There are several limitations to the current study. First of all, we must point out that only twin pairs that participated in DITCA-CV eating disorders prevention program were included in the study. Therefore, recruitment was carried out in two steps, what usually entail more losses.38 Secondly, our sample was relatively small for a twin study. We included 516 participants (258 twin pairs; 149 MZ twin pairs and 109 DZ twin pairs). Thus, this sample issue has the potential to underpower to discern C effects. However, we did manage to find common environmental influences. Finally, when behavioral and hyperactivity disorders are analyzed by means of the SDQ, self-reported data have less predictive value than when the questionnaire is answered by parents or teachers.17 Our results may not be generalizable to other symptoms of ADHD measured throughout other scales.
ConclusionsOur investigation reveals that genetic influence among ADHD symptoms, inattention and hyperactivity–impulsivity, are low in our adolescence community sample. The fact that environmental factors are prominent influences among these traits, focus the attention upon the importance of prevention strategies that can have a powerful effect among their expression. Given that ADHD commonly appears comorbid to other psychiatric illness such as anxiety, mood, and disruptive disorders, as well as substance abuse,7 and reading difficulties,10 ADHD prevention programs may also be helpful in many other related conditions.
Future research will need to characterize the nature of the differences according to sex in the etiological factors underlying ADHD symptoms and to clarify the nature of the gene–environmental interplay and its possible relation to the “protective female effect”.

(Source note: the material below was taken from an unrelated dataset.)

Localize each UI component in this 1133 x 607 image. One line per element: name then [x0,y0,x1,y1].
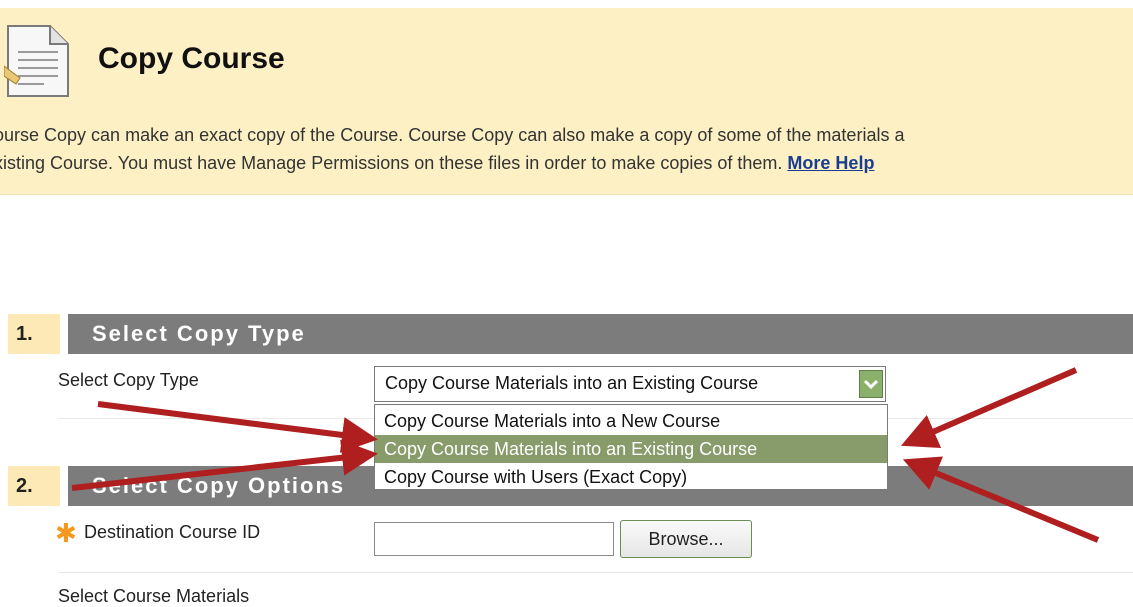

Ethical statementSubjects were obtained from a study of risk factors, early detection and prevention of eating disorders, the DITCA-CV program (Programa de Detección e Intervención en Trastornos de la Conducta Alimentaria de la Comunidad Valenciana), that the Public Health and Education administrations of Valencia, Spain, have offered for many years to all compulsory secondary education schools in the region. The survey was approved by the Department of Public Health of the regional health administration. Passive informed consent from parents was obtained.
FundingAuthors of the current manuscript have no financial disclosures that might pose a conflict of interest.
Conflict of interestNone of the authors have a conflict of interest. We all confirm full access to all aspects of the research and writing process, and take final responsibility for the paper.